There are four additional members in the Welsh system, of which one party might receive two and the other two parties one each. The returning officer would then go, for example, to the party with the two additional seats, go to its list, and select the candidates who had the largest vote of the electorate.

The system in the Bill would have the returning officer simply selecting the party apparatchiks' first choice. My system would have the returning officer selecting the most popular candidate in that party, the candidate who had received the largest vote. It would therefore be a matter for the supporters of each party to decide which individual candidate would be elected. That is why it is called the open list.

As we have seen in both Wales and Scotland the danger of the Government's proposition in selecting the lists is that there is an effort at cleansing the list of those people who the governing party might think are part of the awkward squad, especially by the Labour Party. I am told that they are called loyalty test questions. That is very much up to the party opposite. The electoral system would be brought into disrepute if the electorate felt that it had to vote for a party and had absolutely no say about the choice of the individual candidates who should rank in first, second, third or fourth place in the Welsh system.

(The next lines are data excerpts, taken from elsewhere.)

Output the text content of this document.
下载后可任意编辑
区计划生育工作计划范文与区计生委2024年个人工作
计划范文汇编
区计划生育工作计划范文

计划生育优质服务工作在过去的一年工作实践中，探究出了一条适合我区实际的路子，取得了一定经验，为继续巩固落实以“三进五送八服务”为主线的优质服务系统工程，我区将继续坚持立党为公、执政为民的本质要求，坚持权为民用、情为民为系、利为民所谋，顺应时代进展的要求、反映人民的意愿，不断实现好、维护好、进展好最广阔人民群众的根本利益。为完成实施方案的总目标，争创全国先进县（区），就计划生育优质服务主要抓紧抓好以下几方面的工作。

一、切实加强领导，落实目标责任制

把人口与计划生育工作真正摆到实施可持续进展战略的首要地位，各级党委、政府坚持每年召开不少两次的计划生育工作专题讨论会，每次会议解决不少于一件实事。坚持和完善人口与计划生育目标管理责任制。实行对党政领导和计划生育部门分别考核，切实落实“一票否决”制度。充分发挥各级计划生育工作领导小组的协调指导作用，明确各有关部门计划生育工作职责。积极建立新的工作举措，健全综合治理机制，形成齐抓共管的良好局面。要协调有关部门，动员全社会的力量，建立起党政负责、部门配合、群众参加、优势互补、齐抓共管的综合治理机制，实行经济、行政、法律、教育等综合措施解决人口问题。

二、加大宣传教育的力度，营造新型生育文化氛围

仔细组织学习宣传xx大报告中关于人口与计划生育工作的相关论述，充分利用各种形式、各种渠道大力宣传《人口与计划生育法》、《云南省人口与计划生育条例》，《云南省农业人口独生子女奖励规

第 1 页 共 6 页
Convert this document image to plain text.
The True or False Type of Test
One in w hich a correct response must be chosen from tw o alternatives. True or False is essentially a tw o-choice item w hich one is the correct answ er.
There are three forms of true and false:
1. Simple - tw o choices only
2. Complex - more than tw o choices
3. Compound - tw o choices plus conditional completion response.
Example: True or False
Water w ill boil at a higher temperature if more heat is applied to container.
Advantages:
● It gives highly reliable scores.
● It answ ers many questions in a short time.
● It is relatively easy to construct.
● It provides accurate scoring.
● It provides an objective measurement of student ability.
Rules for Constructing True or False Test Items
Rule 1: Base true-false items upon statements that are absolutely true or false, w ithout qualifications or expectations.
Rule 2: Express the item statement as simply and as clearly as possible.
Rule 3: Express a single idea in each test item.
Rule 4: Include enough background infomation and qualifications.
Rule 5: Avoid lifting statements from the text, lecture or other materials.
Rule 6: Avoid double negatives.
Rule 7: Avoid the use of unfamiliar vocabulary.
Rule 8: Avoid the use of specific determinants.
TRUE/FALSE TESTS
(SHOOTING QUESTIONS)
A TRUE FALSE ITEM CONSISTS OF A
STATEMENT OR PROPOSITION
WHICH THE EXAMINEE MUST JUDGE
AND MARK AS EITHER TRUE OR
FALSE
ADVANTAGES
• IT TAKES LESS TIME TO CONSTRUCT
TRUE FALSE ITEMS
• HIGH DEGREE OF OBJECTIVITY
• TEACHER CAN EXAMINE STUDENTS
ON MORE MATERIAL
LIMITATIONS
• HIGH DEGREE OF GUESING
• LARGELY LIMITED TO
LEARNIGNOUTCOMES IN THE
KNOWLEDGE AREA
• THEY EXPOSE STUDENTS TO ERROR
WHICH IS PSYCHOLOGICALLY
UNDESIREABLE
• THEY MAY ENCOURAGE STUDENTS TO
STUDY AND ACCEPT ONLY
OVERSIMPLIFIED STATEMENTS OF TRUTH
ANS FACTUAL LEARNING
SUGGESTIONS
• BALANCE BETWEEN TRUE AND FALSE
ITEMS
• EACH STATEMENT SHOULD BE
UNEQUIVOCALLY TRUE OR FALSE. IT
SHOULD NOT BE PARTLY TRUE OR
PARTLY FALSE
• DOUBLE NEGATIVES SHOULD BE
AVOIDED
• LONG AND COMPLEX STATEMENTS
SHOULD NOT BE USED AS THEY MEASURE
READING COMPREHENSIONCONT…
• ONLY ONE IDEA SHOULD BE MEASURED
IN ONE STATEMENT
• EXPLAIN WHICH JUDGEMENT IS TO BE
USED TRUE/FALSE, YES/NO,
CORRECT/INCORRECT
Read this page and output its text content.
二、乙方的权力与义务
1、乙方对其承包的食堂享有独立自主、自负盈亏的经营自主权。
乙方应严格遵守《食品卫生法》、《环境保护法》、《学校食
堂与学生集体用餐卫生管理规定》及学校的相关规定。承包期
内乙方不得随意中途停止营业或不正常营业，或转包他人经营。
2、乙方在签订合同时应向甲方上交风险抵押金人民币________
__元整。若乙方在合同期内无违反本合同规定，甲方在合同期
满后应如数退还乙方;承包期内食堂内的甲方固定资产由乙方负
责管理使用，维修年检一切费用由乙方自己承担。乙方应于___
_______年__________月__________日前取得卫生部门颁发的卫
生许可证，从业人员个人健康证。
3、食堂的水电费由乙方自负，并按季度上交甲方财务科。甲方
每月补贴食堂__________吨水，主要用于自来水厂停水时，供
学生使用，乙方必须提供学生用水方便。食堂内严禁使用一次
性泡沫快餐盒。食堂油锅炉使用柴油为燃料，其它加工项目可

The open list is fair, clear and gives the electorate not only the opportunity to indicate which party they wish to support but the candidate within that party. A number of your Lordships who have intervened in debates on other issues, especially the European Parliament issue, may feel moved to intervene today. We can see if there is a measure of support in your Lordships' House to move from the closed list system--which is fundamentally anti-democratic--to the open list system. In case anyone chides me, my decision to table amendments to the additional member system in no way negates my feeling that we would be far better off with a system of first past the post. I beg to move.